History of SAHISA: Apartheid and Social Change     

The radical social changes that took place in the 1960s and ’70s presented independent schools with many new dilemmas that they brought to Conference.

The radical social changes that took place in the 1960s and ’70s presented independent schools with many new dilemmas that they brought to Conference.

  • Religion was high on the agenda in these years because it was generally felt that the faith of the students in member schools was rapidly dwindling.
  • Racial issues were also a regular topic of discussion.
  • Independent schools that were intent on admitting pupils of all races struggled with legal advisors to determine whether this could be achieved.
  •  As a temporary solution it was decided that applications to Conference schools by people of a different race should always be sent straight to the government authorities so that the refusal to grant a permit would be seen to be the doing of the state and not of the selected school.
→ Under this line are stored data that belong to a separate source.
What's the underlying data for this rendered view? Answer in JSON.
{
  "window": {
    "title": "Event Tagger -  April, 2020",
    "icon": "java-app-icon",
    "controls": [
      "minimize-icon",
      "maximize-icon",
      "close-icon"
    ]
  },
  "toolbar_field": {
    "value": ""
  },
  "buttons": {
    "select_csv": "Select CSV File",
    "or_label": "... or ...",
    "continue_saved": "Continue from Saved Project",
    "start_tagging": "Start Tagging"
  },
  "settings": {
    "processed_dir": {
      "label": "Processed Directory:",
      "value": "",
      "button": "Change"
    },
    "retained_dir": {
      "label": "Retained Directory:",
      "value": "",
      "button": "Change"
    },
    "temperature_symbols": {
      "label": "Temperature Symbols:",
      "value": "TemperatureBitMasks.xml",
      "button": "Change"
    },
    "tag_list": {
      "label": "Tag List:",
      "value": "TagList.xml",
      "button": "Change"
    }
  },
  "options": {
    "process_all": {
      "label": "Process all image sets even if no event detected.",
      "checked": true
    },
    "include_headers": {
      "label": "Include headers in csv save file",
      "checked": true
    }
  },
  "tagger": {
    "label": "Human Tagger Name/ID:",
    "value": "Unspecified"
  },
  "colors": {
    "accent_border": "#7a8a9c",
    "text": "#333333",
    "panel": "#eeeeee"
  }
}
Following are some of the developments that the conference saw during this turbulent period:

  • August 1977 the Conference adopted a resolution ‘declaring it in favour of the removal of all restrictions to the admission of pupils of all races to private schools’. This resolution was sent to the Minister of Education, Dr P J G Koornhof, and the following year a limited number of non-white children entered Conference schools.
  • The conference created the Association of Private Schools of South Africa (APS) in 1974. To do away with the need for the Standing Committee of the Associated Church Schools and the Natal Private Schools Association.
  • APS was in fact the forerunner to the Independent Schools Council (ISC), and the Independent Schools Association of Southern Africa (ISASA) thereafter.